Modest gains suggest there are still concerns in the medium-term
Brent crude futures rose towards $111 per barrel on Tuesday, bucking a five-day losing streak on bargain buying after China pledged to keep its economy growing at 7.5 percent.
Modest gains suggested there are still concerns in the medium-term, including rising supplies, a fiscal crisis in the United States and the continuing crisis in the euro zone.
Front-month Brent crude futures rose 45 cents to $110.55 per barrel at 0310 GMT, while US crude added 28 cents to $90.40.
Brent tested its 2013 low in the previous session, dropping as low as $109.58, the lowest since Jan. 17. US crude hit its lowest since Dec. 26 at $89.33 per barrel.
"I would call this move in the oil markets as bargain hunting rather than any change in the outlook," said Ker Chung Yang, senior investment analyst at Phillip Futures in Singapore.
"But China is showing some signs of confidence which has resulted in the rebound today."
China will boost fiscal spending this year to deliver economic growth at 7.5 percent, outgoing premier Wen Jiabao said on Tuesday ahead of the country's annual parliamentary meetings.
The statement negated demand concerns that arose in the world's No. 2 oil market after purchasing manager surveys over the weekend suggested growth in China's key manufacturing and service sectors may be slowing.
China's factory growth as well as services growth slowed to multi-month lows, two purchasing manager indexes (PMI) showed, suggesting moderating growth in the economy.
PMIs in Europe also showed problems are ongoing there.
The euro zone's factory PMI numbers show that Germany, Europe's largest economy, and Ireland were the only two countries in the 17-nation bloc to see growth. PMIs from Spain and Italy showed activity in their factory sectors deteriorated again with the situation worsening in Italy.
In the United States, about $85 billion of automatic spending cuts that came into effect on Friday threw a cloud of uncertainty over growth prospects in the world's largest economy. The International Monetary Fund estimates that the cuts, if fully implemented, will shave 0.5 percentage points from the US growth rate.

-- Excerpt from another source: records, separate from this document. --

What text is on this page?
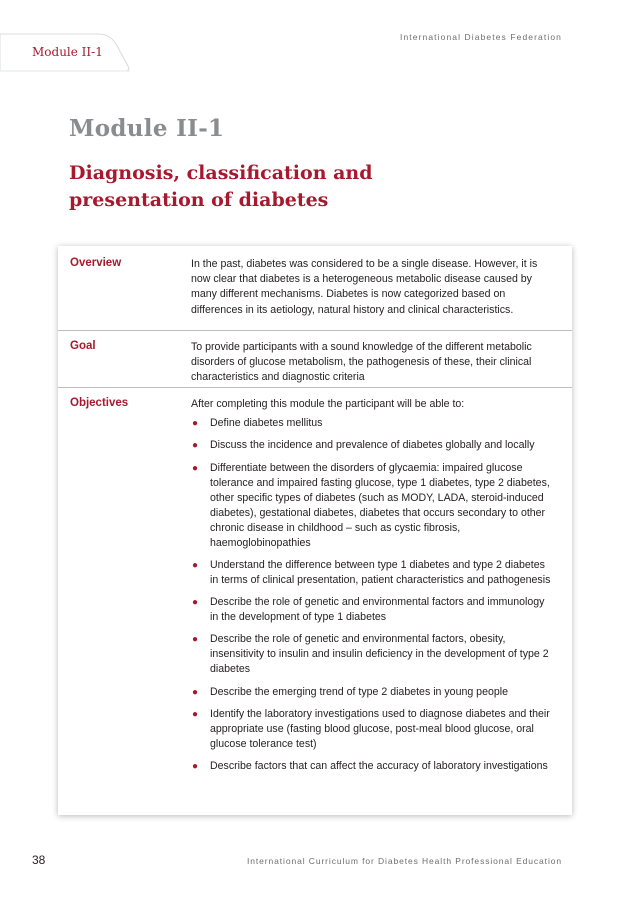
International Diabetes Federation
Module II-1
Module II-1
Diagnosis, classification and presentation of diabetes
Overview	In the past, diabetes was considered to be a single disease. However, it is now clear that diabetes is a heterogeneous metabolic disease caused by many different mechanisms. Diabetes is now categorized based on differences in its aetiology, natural history and clinical characteristics.
Goal	To provide participants with a sound knowledge of the different metabolic disorders of glucose metabolism, the pathogenesis of these, their clinical characteristics and diagnostic criteria
Objectives	After completing this module the participant will be able to:
● Define diabetes mellitus
● Discuss the incidence and prevalence of diabetes globally and locally
● Differentiate between the disorders of glycaemia: impaired glucose tolerance and impaired fasting glucose, type 1 diabetes, type 2 diabetes, other specific types of diabetes (such as MODY, LADA, steroid-induced diabetes), gestational diabetes, diabetes that occurs secondary to other chronic disease in childhood – such as cystic fibrosis, haemoglobinopathies
● Understand the difference between type 1 diabetes and type 2 diabetes in terms of clinical presentation, patient characteristics and pathogenesis
● Describe the role of genetic and environmental factors and immunology in the development of type 1 diabetes
● Describe the role of genetic and environmental factors, obesity, insensitivity to insulin and insulin deficiency in the development of type 2 diabetes
● Describe the emerging trend of type 2 diabetes in young people
● Identify the laboratory investigations used to diagnose diabetes and their appropriate use (fasting blood glucose, post-meal blood glucose, oral glucose tolerance test)
● Describe factors that can affect the accuracy of laboratory investigations
38	International Curriculum for Diabetes Health Professional Education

At the same time, oil supplies across the world are rising, with a survey last week showing that production from the Organization of the Petroleum Exporting Countries (OPEC) increased in February, for the first time in four months.
US crude inventories may have climbed last week for a seventh straight week, according to a Reuters survey ahead of the release of weekly inventory data from the American Petroleum Institute later in the day.
Simmering tensions in the Middle East, especially between Israel and Iran over the latter's nuclear program as well as the prolonged civil unrest in Syria and Egypt may underpin prices in the long run, traders said.